Currently peers sync by sending all of their documents to each other, every time they sync. This is about as efficient as two friends telling each other their life story every time they meet each other.

Ideally we want peers to transmit as little information as possible to one another to determine what they actually need, and I've been hard at work at this.

One part of this is a new system of messages where peers transmit only a small subset of a document's data, which the partner peer uses to determine whether they want that document or not. This cuts down the amount of data transmitted between peers by a considerable degree.
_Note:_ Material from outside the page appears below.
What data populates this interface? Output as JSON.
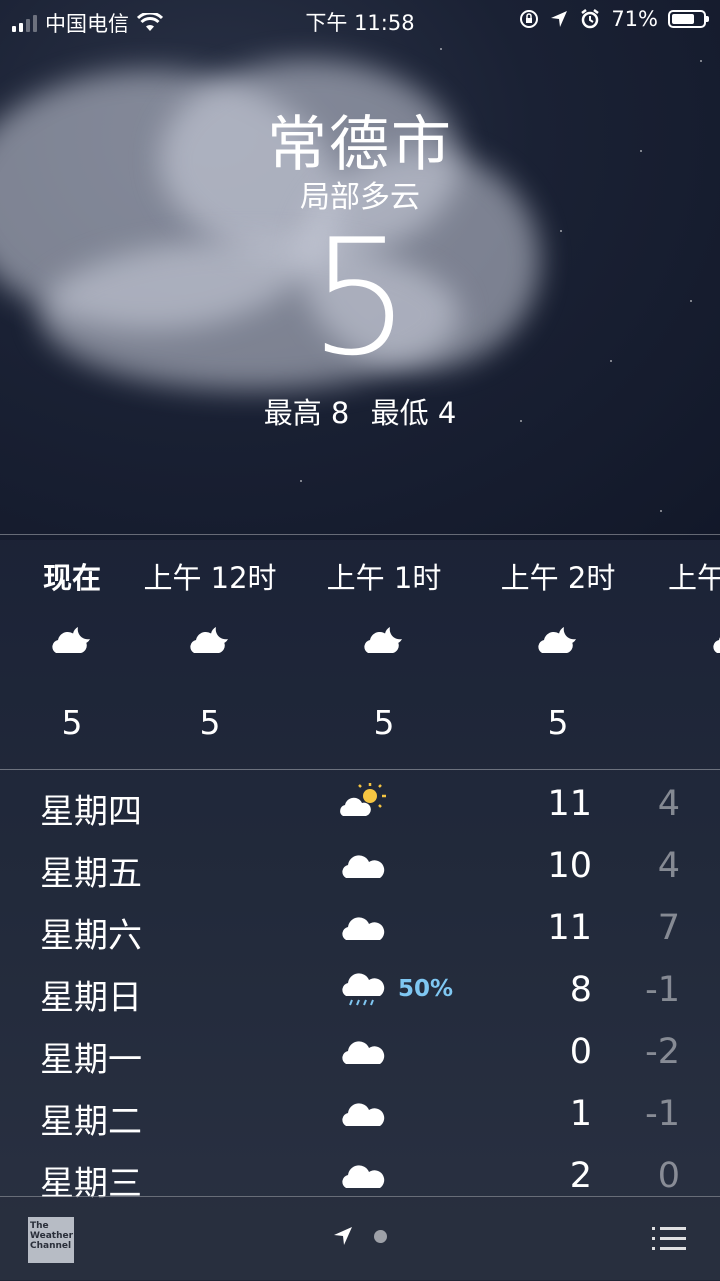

But this is not enough by itself. Peers would have to send one of these for every single document in a replica, which could number in their millions. To go back to the metaphor of the two friends, now the friends are just asking "did I tell you about the time I...?" about every thing that happened to them in their life instead.

So we want to whittle these messages down to only the documents the replicas do not have in common.

By complete chance I came across Aljoscha Meyer's master thesis on range-based set reconciliation, which describes a way to do exactly what I want: determine the difference between two sets of documents in the most efficient way possible.

I'm thrilled, not just because a solution seemingly fell out of the sky, but also because Aljoscha is a singular contributor to the space of distributed systems, having created Bamboo.

Aljoscha is also a great teacher. I had a call with them today that was really instructive, and leaves me excited to implement this when I return.

But our call also revealed a completely bewildering detail: Aljoscha and Cinnamon had discussed Earthstar one year ago, and this discussion was the push which made Aljoscha choose set reconciliation as the subject of their thesis.

What?!

If not for a random post on SSB (thanks @arj) this circle would never have been closed!